Gold imports drop as Asia crisis stings
Monthly gold imports into Hong Kong have continued to drop since a February high, as the regional crisis dampens consumption, dealers say.
Just 12.9 tonnes of the precious metal were imported into Hong Kong in May, the third consecutive month imports have fallen.
For the year to May, imports have reached 179.1 tonnes, just 2.7 per cent down on last year's five-month total, thanks to strong trading in February, which was stirred after gold hit an 18-year low of US$277 an ounce in January.
Chinese Gold & Silver Exchange Society president Raymond Chan Fat-chu said gold imports were likely to fall well short of last year's 434.8 tonnes. If current prices were maintained, he predicted 350 tonnes would be imported, a decline of almost 20 per cent.
However, if gold prices dipped further because of sales by Japanese investors, the subsequent drop in the price of gold could push consumption up by about 30 tonnes, he said.
Yesterday, the Hong Kong spot gold price ended at US$286.30-$286.80 an ounce.
Physical demand for gold has improved in Middle Eastern markets in the past month because of the dip in the price of gold, from a high of $314.70 in late April.
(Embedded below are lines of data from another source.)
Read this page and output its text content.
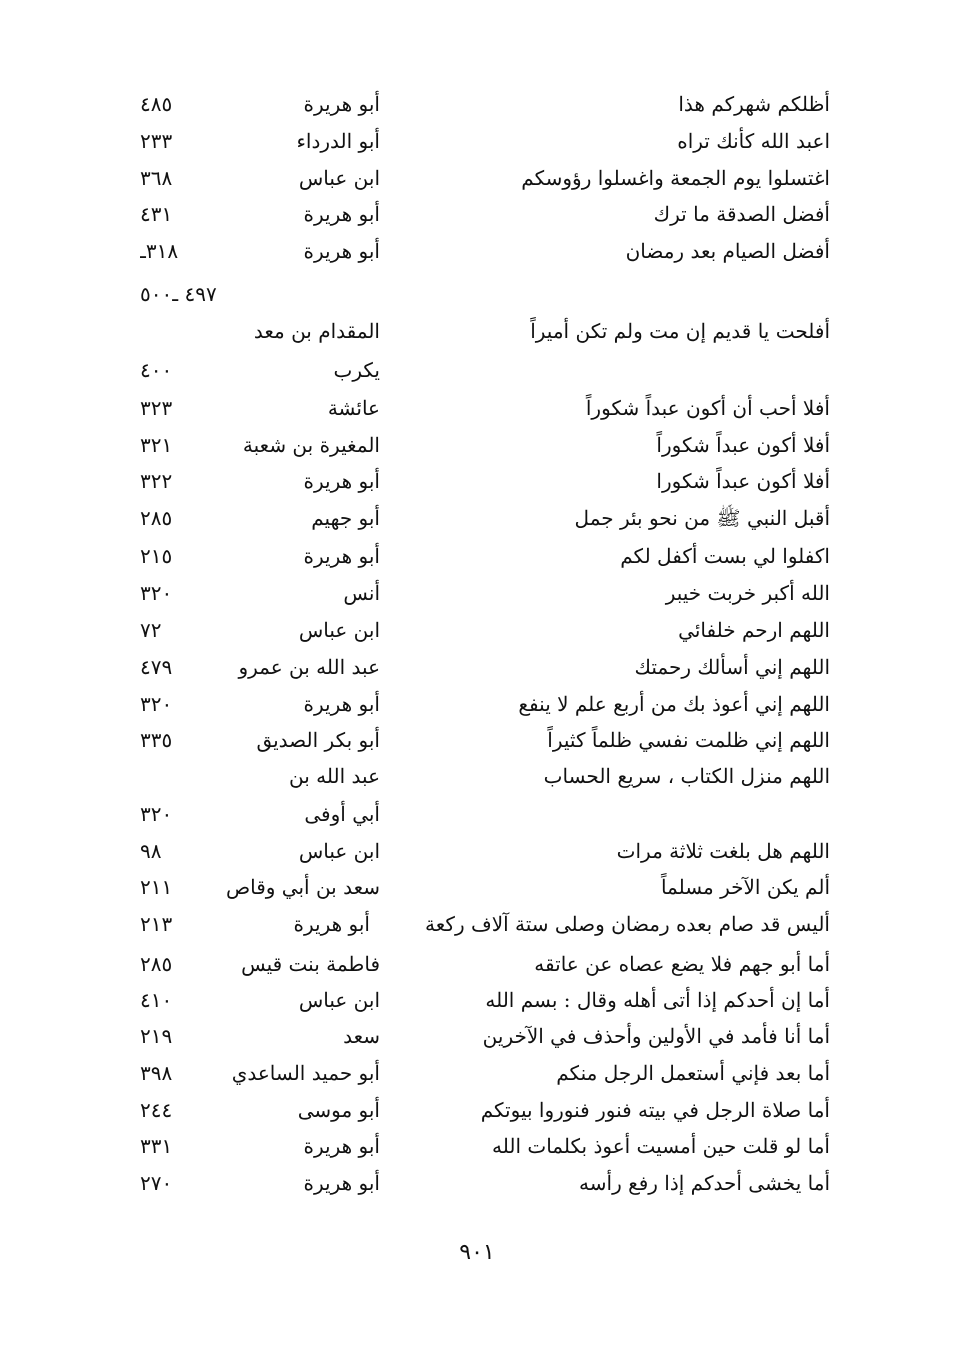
أظلكم شهركم هذا
أبو هريرة
٤٨٥
اعبد الله كأنك تراه
أبو الدرداء
٢٣٣
اغتسلوا يوم الجمعة واغسلوا رؤوسكم
ابن عباس
٣٦٨
أفضل الصدقة ما ترك
أبو هريرة
٤٣١
أفضل الصيام بعد رمضان
أبو هريرة
٣١٨ـ
٤٩٧ ـ٥٠٠
أفلحت يا قديم إن مت ولم تكن أميراً
المقدام بن معد
يكرب
٤٠٠
أفلا أحب أن أكون عبداً شكوراً
عائشة
٣٢٣
أفلا أكون عبداً شكوراً
المغيرة بن شعبة
٣٢١
أفلا أكون عبداً شكورا
أبو هريرة
٣٢٢
أقبل النبي ﷺ من نحو بئر جمل
أبو جهيم
٢٨٥
اكفلوا لي بست أكفل لكم
أبو هريرة
٢١٥
الله أكبر خربت خيبر
أنس
٣٢٠
اللهم ارحم خلفائي
ابن عباس
٧٢
اللهم إني أسألك رحمتك
عبد الله بن عمرو
٤٧٩
اللهم إني أعوذ بك من أربع علم لا ينفع
أبو هريرة
٣٢٠
اللهم إني ظلمت نفسي ظلماً كثيراً
أبو بكر الصديق
٣٣٥
اللهم منزل الكتاب ، سريع الحساب
عبد الله بن
أبي أوفى
٣٢٠
اللهم هل بلغت ثلاثة مرات
ابن عباس
٩٨
ألم يكن الآخر مسلماً
سعد بن أبي وقاص
٢١١
أليس قد صام بعده رمضان وصلى ستة آلاف ركعة
أبو هريرة
٢١٣
أما أبو جهم فلا يضع عصاه عن عاتقه
فاطمة بنت قيس
٢٨٥
أما إن أحدكم إذا أتى أهله وقال : بسم الله
ابن عباس
٤١٠
أما أنا فأمد في الأولين وأحذف في الآخرين
سعد
٢١٩
أما بعد فإني أستعمل الرجل منكم
أبو حميد الساعدي
٣٩٨
أما صلاة الرجل في بيته فنور فنوروا بيوتكم
أبو موسى
٢٤٤
أما لو قلت حين أمسيت أعوذ بكلمات الله
أبو هريرة
٣٣١
أما يخشى أحدكم إذا رفع رأسه
أبو هريرة
٢٧٠
٩٠١
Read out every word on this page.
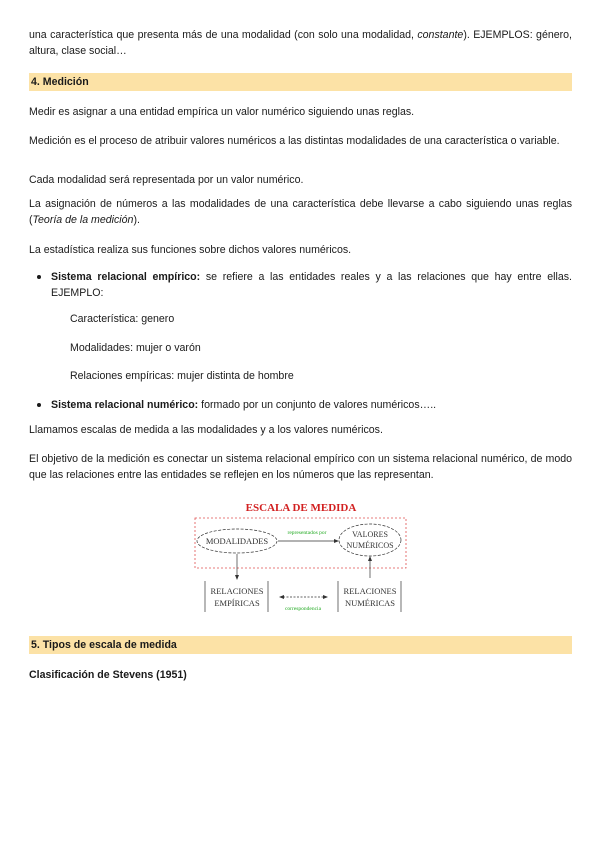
una característica que presenta más de una modalidad (con solo una modalidad, constante). EJEMPLOS: género, altura, clase social…

4. Medición

Medir es asignar a una entidad empírica un valor numérico siguiendo unas reglas.

Medición es el proceso de atribuir valores numéricos a las distintas modalidades de una característica o variable.

Cada modalidad será representada por un valor numérico.

La asignación de números a las modalidades de una característica debe llevarse a cabo siguiendo unas reglas (Teoría de la medición).

La estadística realiza sus funciones sobre dichos valores numéricos.

Sistema relacional empírico: se refiere a las entidades reales y a las relaciones que hay entre ellas. EJEMPLO:

Característica: genero

Modalidades: mujer o varón

Relaciones empíricas: mujer distinta de hombre

Sistema relacional numérico: formado por un conjunto de valores numéricos…..

Llamamos escalas de medida a las modalidades y a los valores numéricos.

El objetivo de la medición es conectar un sistema relacional empírico con un sistema relacional numérico, de modo que las relaciones entre las entidades se reflejen en los números que las representan.

ESCALA DE MEDIDA
MODALIDADES
VALORES
NUMÉRICOS
representados por
RELACIONES
EMPÍRICAS
RELACIONES
NUMÉRICAS
correspondencia
5. Tipos de escala de medida

Clasificación de Stevens (1951)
Traders say, however, that demand across Asia remained weak because of the poor economic conditions and seasonal factors. Asian gold demand also correlated with the health of the yen, which has fallen sharply since the beginning of the year, they said.
Mr Chan said the exchange was attempting to position itself as the central exchange for gold trading across China in a bid to boost activity.
Mr Chan said the exchange would hold seminars in October for participants in the mainland market.
The mainland is the world's third-biggest gold consumer and ranks in the top five gold producers.
Last year's per-capita consumption of gold on the mainland was a relatively low 0.2 grammes, compared with Hong Kong at nine grammes and Taiwan at 6.9 grammes. The world average is 1.5 grammes.